The Government Accountability Office (GAO) says the Department of Homeland Security (DHS) can’t be sure its Component Acquisition Executives are qualified or consistently fulfilling their responsibilities.
The DHS’s Chief Acquisition Officer designates Component Acquisition Executives (CAE) to oversee each component’s acquisition programs and policies, the acquisition workforce, and program data collection and reporting.
The Transportation Security Administration (TSA), Coast Guard, Customs and Border Protection (CBP), and the Countering Weapons of Mass Destruction Office have implemented the process to formally nominate and designate CAE. But GAO’s review found that four of the five individuals filling the CAE role—three as acting CAE—in the Management Directorate have not been subjected to this process. The process entails preparing a nomination package for DHS to vet candidates’ qualifications against criteria, and designating the selected individual in writing.
The Management Directorate is a support component that generally provides assistance and guidance to other DHS components and external organizations and also manages acquisition programs.
DHS claims that the direct reporting relationship of acting CAE to the DHS Chief Acquisition Officer makes designating CAE in the Management Directorate through this process unnecessary. But GAO said the Department may be lacking insight into the background of the acting CAE and missing gaps in experience that need to be mitigated. For example, the CAE for the Coast Guard was nominated and designated, but GAO found the CAE did not have the acquisition experience that guidance suggests for the position. In the nomination documentation, the Coast Guard identified this issue and described the experienced staff that will support the nominated CAE.

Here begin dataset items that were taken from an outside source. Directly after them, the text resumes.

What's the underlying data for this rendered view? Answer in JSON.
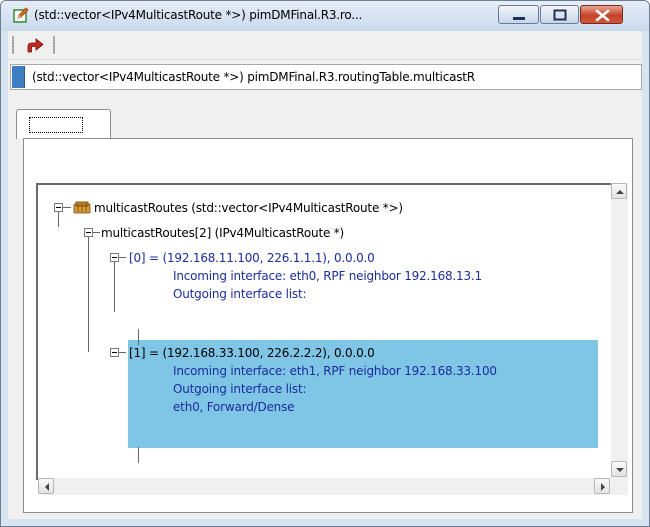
{
  "window": {
    "title": "(std::vector<IPv4MulticastRoute *>) pimDMFinal.R3.ro...",
    "icon": "inspector-edit-icon",
    "controls": [
      "minimize-icon",
      "maximize-icon",
      "close-icon"
    ]
  },
  "toolbar": {
    "buttons": [
      {
        "icon": "go-to-parent-arrow-icon"
      }
    ]
  },
  "pathbar": {
    "text": "(std::vector<IPv4MulticastRoute *>) pimDMFinal.R3.routingTable.multicastR"
  },
  "tabs": [
    {
      "label": ""
    }
  ],
  "tree": {
    "root": {
      "label": "multicastRoutes (std::vector<IPv4MulticastRoute *>)",
      "icon": "object-container-icon"
    },
    "vector": {
      "label": "multicastRoutes[2] (IPv4MulticastRoute *)"
    },
    "items": [
      {
        "lines": [
          "[0] = (192.168.11.100,  226.1.1.1),  0.0.0.0",
          "Incoming interface: eth0, RPF neighbor 192.168.13.1",
          "Outgoing interface list:"
        ],
        "selected": false
      },
      {
        "lines": [
          "[1] = (192.168.33.100,  226.2.2.2),  0.0.0.0",
          "Incoming interface: eth1, RPF neighbor 192.168.33.100",
          "Outgoing interface list:",
          "eth0, Forward/Dense"
        ],
        "selected": true
      }
    ]
  },
  "colors": {
    "selection": "#7ec5e6",
    "item_text": "#1c2d9c"
  }
}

GAO’s review also revealed that the CAE position was not the primary function for some of the components. The CAE for the Coast Guard is also the Vice Commandant, for example, and the CAE for the Office of Biometric Identity Management is also the office’s Director.
Five of the nine CAE that GAO reviewed have established component acquisition policies that generally align with department-level policy, as well as with GAO key practices for effective acquisition management. TSA’s and CBP’s acquisition guidance includes the basic set of documents for major acquisition programs and also add further required documents for the CAE to review, such as an acquisition plan, increasing opportunities for CAE oversight.

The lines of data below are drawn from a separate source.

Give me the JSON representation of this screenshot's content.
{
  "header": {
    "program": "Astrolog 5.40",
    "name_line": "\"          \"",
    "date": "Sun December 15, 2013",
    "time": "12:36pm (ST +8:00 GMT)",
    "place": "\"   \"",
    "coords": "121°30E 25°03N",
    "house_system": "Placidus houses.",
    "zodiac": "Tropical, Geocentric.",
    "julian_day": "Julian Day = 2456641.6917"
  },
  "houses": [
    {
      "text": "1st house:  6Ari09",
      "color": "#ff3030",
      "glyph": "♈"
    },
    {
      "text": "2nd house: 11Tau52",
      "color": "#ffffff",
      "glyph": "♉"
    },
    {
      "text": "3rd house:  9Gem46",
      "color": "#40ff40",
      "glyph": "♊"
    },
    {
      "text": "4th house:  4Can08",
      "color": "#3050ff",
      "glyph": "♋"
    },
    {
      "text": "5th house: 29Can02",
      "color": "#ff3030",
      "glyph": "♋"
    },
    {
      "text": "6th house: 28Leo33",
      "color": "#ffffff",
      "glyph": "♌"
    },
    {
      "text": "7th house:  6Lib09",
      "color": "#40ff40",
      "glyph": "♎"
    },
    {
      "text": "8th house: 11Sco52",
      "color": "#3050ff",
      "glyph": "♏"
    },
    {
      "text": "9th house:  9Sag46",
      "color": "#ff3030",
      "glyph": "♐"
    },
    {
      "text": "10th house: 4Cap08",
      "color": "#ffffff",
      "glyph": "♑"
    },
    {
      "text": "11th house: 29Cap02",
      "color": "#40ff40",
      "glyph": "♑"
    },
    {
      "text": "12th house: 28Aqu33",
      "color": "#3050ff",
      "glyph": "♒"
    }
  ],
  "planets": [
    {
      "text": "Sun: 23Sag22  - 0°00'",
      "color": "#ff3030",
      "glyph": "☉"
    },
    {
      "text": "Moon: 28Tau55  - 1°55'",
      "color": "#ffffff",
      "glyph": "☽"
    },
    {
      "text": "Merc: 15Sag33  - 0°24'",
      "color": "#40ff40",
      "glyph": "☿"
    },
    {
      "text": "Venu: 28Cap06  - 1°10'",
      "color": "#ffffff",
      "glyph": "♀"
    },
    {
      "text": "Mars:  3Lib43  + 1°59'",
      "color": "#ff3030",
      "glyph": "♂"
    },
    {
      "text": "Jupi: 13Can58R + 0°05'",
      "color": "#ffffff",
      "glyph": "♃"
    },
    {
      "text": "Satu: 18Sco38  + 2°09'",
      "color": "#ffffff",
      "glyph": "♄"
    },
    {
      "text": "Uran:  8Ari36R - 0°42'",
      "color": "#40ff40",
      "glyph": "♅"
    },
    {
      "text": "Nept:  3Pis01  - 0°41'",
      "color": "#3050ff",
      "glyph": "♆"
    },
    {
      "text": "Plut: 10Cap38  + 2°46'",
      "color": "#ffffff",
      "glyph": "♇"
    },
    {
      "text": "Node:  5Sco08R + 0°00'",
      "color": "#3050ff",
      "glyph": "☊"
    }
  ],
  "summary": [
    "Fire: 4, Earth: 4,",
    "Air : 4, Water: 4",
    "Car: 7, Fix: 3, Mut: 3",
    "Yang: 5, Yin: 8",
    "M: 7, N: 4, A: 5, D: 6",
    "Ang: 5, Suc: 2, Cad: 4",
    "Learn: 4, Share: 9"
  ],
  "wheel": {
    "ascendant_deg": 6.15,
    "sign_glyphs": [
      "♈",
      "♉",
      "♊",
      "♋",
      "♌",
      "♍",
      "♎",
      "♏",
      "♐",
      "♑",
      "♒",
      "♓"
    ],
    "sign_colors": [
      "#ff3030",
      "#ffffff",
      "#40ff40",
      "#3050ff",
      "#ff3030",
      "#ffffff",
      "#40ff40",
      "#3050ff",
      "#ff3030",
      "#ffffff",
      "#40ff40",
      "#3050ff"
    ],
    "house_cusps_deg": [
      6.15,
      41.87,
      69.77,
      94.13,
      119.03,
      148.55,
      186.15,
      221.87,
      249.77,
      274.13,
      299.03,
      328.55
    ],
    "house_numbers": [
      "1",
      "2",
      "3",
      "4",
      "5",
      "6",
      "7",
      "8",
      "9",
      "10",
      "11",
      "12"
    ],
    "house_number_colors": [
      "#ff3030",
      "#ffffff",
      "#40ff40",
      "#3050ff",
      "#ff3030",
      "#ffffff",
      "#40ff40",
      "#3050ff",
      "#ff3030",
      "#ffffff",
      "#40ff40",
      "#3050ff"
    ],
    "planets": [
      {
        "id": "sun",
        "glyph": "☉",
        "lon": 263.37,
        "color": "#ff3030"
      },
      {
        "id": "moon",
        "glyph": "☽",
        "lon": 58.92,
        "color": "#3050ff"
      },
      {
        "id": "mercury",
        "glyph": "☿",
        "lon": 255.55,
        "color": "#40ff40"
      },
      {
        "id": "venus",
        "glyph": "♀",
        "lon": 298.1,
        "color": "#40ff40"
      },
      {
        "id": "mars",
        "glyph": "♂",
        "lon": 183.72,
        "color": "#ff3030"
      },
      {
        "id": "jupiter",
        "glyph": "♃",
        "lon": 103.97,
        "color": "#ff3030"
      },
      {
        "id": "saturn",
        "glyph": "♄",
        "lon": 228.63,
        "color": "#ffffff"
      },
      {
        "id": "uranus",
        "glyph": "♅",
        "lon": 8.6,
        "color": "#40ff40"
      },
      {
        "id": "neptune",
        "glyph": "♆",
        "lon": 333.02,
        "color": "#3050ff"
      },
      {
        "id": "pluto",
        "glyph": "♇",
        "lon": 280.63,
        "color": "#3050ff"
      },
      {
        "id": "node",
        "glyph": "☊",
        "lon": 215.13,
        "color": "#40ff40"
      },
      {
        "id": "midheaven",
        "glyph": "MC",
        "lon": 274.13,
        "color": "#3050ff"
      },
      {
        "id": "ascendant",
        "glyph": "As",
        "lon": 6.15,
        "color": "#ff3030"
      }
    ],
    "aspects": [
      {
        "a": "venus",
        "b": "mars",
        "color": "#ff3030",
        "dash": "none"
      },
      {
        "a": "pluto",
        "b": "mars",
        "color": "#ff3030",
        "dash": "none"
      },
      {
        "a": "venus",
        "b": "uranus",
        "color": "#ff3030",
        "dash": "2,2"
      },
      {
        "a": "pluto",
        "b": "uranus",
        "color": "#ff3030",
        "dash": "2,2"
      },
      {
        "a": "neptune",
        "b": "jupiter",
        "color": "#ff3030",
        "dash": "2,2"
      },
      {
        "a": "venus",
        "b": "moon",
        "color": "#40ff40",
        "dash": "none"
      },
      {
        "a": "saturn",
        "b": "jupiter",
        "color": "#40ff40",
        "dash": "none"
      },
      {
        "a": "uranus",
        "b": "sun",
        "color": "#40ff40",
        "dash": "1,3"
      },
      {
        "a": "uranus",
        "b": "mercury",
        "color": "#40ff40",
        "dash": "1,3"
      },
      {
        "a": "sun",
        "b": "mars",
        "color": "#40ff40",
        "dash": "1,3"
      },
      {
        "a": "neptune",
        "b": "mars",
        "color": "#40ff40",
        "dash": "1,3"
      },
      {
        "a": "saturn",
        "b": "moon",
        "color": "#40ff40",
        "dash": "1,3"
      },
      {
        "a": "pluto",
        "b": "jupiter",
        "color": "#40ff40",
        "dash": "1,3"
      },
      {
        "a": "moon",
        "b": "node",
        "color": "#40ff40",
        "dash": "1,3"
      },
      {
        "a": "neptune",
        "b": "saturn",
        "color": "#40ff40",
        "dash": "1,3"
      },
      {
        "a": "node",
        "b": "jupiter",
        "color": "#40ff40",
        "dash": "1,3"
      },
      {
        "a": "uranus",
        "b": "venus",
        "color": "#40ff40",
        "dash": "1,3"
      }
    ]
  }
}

GAO made four recommendations as a result of its review. First, it recommends that the Under Secretary for Management should ensure that the Office of Program Accountability and Risk Management (PARM) and component heads execute the CAE nomination and designation process consistently, as described in its guidance. This should include nominating and designating CAE to oversee all acquisition programs. DHS concurred and said it would rectify any issues identified by September 30, 2021.
Next, GAO called for the Under Secretary for Management to ensure that the CAE that are responsible for oversight of acquisition programs comply with DHS direction to complete CAE support staffing plans. DHS agreed and said PARM will also engage more directly with CAE support staff.
The Under Secretary for Management should also identify, in policy or guidance, the expertise that constitutes critical acquisition positions for effective CAE oversight, GAO said. DHS responded that it would do so by September 30, 2021.
Finally, GAO recommends that the Under Secretary for Management should direct PARM to establish a time frame for completing its assessment of the Investment Evaluation, Submission, and Tracking (INVEST) system data fields for which the CAE certification is necessary, based on current use and reporting requirements, and take appropriate actions based on the results. DHS also concurred with this recommendation and stated that PARM budgeted in FY 2021 for a new acquisition data analytics platform tool to better standardize , collect, connect, validate, store, manage and analyze data used to support PARM governance, business processes, reporting, and decision analysis requirements. Work to meet this recommendation is also expected to conclude by September 30, 2021.